New Delhi: India's chief hockey coach Michael Nobbs on Tuesday vowed to carry on even as he prepares a stinging report on the eight-time Olympic champions worst ever finish in the Olympics at the 2012 London Games.

"I come from a country where we don't take these things lightly. Success is defined from getting up the last time you were knocked down and that is what we are going to do. We have talent in this country, we just got to make sure the right talent is on the field, performing for the right reason at the right time," Nobbs told IANS here.

India finished last in the London Olympics, failing to win a single match.

Nobbs vows to carry on as India's hockey coach

India finished last in the London Olympics, failing to win a single match.

Hockey India (HI) secretary general Narinder Batra also said the federation is awaiting report from Nobbs before taking corrective measures.

"We are waiting a full report from the coach and the captain. Then only we can take some actions," Batra told IANS.

Nobbs said he has already started working on the report.

"I have already started with the detailed analysis on team's performance. It will be a thorough review. As of now, it would be difficult to say what went wrong. Let me come up with a report and we will let everyone know very quickly. We will fix this," Nobbs said.

Though Nobbs was at a loss for words to explain the reason for the dismal show, he said the team needed to work a lot on trapping the ball.

"Trapping is an interesting thing to analyse. I have gone and looked backed at trapping of some of the past Indian teams. The trapping has been a huge problem. The top teams in the world, like Germany and Holland, missed four traps in the Olympics final and we obviously missed a lot more than that. We have to improve a lot in this area."

India looked a potent unit in the lead up to the Olympics and expectations for a good show in London soared when they won the qualifying tournament here.

Nobbs maintained he was realistic about the team's chances.

"I was realistic all the way. But we should have played a lot better than what we did. We played well through out the year.
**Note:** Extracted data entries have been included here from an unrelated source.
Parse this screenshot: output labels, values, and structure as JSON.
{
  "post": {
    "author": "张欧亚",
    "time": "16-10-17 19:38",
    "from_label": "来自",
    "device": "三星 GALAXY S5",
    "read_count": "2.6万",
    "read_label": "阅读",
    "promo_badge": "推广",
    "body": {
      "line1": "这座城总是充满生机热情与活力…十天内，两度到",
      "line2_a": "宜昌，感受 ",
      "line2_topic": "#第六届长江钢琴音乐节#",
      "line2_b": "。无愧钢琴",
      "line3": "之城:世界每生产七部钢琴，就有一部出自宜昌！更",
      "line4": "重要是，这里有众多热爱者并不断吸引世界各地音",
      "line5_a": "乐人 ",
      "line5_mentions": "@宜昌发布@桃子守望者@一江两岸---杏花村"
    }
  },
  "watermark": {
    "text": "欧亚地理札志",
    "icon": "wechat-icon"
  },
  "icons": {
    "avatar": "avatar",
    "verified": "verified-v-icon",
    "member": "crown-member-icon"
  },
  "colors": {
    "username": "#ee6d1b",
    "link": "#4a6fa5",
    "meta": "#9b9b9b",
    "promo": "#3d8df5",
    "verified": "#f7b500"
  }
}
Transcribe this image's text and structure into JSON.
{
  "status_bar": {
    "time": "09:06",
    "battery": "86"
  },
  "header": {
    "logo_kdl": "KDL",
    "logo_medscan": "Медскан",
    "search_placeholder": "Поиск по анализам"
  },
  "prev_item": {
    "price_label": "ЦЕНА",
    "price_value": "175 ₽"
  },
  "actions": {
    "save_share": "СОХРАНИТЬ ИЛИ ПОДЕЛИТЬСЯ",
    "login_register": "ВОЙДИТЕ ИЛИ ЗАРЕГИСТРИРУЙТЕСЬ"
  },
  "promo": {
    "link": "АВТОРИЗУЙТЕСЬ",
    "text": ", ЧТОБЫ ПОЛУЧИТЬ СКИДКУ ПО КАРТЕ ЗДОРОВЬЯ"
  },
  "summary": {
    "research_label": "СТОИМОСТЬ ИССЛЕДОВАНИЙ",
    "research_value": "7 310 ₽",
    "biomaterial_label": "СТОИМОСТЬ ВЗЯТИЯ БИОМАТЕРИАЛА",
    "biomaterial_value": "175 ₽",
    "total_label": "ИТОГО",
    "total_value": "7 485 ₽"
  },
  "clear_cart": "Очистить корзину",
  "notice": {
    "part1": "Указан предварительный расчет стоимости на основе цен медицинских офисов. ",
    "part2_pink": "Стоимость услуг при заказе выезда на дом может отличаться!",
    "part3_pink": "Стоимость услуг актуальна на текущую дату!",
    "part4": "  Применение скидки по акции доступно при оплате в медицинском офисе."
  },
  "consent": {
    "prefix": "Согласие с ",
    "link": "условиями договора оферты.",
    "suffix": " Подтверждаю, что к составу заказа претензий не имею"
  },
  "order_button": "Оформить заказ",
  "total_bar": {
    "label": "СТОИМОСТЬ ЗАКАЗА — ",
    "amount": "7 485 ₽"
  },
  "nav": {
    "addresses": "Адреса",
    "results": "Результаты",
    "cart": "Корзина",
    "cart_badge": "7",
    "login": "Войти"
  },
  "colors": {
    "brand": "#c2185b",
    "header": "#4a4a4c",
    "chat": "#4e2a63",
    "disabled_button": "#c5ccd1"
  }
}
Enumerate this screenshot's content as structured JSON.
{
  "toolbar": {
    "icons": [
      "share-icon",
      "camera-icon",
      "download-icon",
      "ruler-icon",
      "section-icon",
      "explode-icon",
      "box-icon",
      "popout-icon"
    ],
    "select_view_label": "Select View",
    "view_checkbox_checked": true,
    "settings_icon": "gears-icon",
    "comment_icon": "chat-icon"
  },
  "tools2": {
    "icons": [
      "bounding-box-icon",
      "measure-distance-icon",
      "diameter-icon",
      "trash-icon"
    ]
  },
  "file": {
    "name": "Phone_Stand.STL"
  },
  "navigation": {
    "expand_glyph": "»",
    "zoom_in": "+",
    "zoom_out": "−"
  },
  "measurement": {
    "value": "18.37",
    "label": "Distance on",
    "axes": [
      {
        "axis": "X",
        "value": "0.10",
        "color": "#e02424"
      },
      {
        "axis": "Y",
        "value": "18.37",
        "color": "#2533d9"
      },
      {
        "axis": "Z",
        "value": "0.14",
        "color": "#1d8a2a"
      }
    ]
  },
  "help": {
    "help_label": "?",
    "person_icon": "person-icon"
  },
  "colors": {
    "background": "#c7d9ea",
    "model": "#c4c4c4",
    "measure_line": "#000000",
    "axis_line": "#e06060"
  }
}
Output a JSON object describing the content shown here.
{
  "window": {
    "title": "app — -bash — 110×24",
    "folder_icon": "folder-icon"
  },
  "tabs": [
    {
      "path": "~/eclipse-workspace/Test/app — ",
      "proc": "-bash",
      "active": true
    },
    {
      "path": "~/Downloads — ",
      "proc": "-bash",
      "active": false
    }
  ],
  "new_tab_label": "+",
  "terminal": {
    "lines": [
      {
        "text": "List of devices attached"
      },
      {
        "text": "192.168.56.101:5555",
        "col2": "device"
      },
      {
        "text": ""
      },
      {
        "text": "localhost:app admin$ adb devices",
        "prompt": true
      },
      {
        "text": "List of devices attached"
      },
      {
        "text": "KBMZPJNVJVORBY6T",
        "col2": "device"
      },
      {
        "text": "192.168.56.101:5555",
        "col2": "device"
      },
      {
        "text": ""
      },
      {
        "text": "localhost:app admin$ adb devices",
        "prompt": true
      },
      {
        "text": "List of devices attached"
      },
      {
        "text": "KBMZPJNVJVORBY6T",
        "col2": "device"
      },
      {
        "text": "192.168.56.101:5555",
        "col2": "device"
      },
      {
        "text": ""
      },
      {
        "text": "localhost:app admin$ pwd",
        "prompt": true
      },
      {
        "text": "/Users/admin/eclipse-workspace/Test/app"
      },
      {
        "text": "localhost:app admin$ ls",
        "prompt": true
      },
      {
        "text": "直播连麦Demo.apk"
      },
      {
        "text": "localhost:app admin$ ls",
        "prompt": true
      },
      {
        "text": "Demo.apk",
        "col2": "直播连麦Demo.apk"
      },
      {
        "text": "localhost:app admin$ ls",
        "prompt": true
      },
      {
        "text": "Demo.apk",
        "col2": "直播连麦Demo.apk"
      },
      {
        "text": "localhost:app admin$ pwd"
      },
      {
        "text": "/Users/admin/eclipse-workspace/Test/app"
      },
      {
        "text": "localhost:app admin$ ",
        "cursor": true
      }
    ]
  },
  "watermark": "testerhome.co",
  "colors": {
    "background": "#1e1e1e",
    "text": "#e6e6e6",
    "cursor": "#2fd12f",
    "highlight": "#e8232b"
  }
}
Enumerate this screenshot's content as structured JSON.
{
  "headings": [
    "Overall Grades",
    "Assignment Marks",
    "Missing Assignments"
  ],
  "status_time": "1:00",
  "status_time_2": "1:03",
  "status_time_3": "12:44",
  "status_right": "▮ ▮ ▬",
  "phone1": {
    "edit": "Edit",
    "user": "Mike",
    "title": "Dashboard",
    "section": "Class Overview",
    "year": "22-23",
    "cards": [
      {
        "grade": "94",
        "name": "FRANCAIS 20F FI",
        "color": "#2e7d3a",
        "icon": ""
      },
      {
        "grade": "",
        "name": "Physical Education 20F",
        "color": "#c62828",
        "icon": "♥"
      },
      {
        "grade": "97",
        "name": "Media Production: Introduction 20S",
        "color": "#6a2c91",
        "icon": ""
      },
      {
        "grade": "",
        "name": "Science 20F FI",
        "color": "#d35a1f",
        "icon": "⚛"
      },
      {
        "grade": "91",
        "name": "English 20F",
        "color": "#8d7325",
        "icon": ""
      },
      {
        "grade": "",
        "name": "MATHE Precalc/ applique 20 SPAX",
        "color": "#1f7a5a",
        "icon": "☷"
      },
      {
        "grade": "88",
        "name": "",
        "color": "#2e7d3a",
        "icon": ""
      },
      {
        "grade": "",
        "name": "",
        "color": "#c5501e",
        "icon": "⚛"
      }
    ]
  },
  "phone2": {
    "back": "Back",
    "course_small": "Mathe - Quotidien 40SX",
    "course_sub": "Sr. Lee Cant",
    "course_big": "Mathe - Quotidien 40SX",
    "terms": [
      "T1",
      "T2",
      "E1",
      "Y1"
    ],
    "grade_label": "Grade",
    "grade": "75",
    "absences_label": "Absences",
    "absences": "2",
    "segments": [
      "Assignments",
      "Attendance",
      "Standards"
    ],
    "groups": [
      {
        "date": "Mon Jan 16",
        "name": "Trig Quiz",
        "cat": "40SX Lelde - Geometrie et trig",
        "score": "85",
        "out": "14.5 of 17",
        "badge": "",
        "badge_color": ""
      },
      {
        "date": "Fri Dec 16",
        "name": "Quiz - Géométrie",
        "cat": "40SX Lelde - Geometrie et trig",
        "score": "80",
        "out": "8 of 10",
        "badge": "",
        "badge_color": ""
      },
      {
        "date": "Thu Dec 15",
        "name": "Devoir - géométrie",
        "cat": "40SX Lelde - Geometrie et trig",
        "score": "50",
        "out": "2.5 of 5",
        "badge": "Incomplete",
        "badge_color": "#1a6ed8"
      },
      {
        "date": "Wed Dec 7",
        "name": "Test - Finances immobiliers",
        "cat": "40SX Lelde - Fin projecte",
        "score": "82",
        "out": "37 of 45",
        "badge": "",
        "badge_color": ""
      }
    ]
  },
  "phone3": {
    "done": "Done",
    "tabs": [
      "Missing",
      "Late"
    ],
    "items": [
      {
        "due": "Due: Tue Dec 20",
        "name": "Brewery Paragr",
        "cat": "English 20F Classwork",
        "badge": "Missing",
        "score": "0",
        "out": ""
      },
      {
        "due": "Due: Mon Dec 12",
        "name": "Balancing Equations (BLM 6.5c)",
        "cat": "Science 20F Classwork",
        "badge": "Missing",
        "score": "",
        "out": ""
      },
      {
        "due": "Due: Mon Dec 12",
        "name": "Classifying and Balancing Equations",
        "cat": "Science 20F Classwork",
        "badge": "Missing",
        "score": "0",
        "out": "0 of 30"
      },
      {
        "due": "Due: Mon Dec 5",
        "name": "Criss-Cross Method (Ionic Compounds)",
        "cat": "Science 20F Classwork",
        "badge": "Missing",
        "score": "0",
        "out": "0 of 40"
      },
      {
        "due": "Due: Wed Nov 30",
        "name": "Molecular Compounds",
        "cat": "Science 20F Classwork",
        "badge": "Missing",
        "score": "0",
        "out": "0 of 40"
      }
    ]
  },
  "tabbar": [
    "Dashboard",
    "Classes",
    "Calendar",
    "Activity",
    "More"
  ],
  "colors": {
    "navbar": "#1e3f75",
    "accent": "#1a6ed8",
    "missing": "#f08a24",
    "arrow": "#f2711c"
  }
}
Now we have to find out what happened there was an aberration or something else."

Asked about the side's inability to convert penalty corners, Nobbs said :"I don't know what went wrong there. Before the Olympics it was 80 percent. We have to find a solution on what went wrong."

Looking ahead at the Champions Trophy in three months time, Nobbs said there were positives to look at from the forgettable outing at the Summer Games.

"There were quite a few positives in London. I think we have got the world's best player (Sardar Singh) in our team. The players looked hundred percent fit."

On India's 12th position in the tournament, Nobbs said: "If you don't hit the ball in the net, then this is what happens."